The Washington Post reports that Bly is getting her own statue at Roosevelt Island in New York, where a 23-year-old Bly spent ten days undercover as a patient in the asylum on the island uncovering the mistreatment patients received there. She truly gave no fucks as a reporter: to get into the asylum she practiced looking insane in the mirror, trying out different “far-away expressions” because she believed they had a crazy air, and embedding herself into the world she was reporting in ushered in a new kind of undercover journalism. After quitting and then coming back to journalism, Bly died of pneumonia in 1922. The organization the Roosevelt Island Operating Corp is currently sponsoring a competition for an artist to create the monument, who will have a budget of $500,000. The statue will be unveiled in spring 2020.

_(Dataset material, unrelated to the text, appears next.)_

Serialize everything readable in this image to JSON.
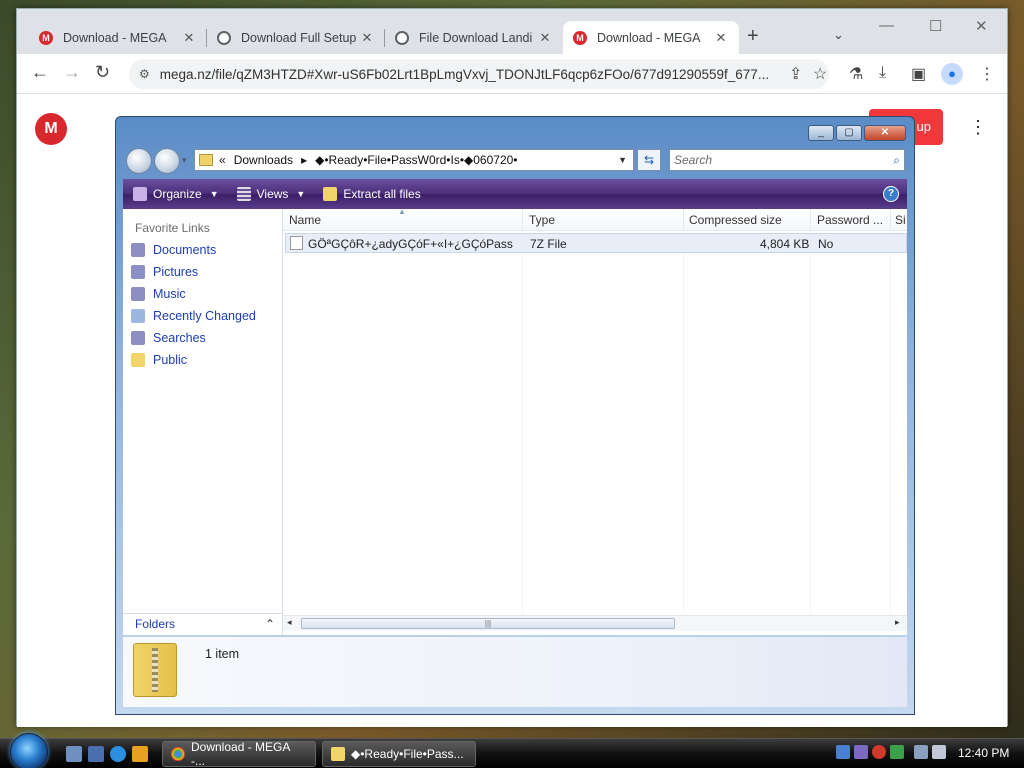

New York City has recently turned its attention to raising monuments in tribute to marginalized figures who made history as a corrective to a city filled with statues in honor of men (as of 2017 there were 150 of the men, just 5 of women.) In May the city announced it would be creating monuments for drag queens Marsha P. Johnson and Sylvia Rivera in celebration of their lives championing trans and gay rights. And while I am skeptical of the idea that simple female and LGTBQ representation in statue creation can actually advance the politics of the people who inspire such statues (the cursed existence of “Fearless Girl” continues to haunt me) the diversification doesn’t hurt.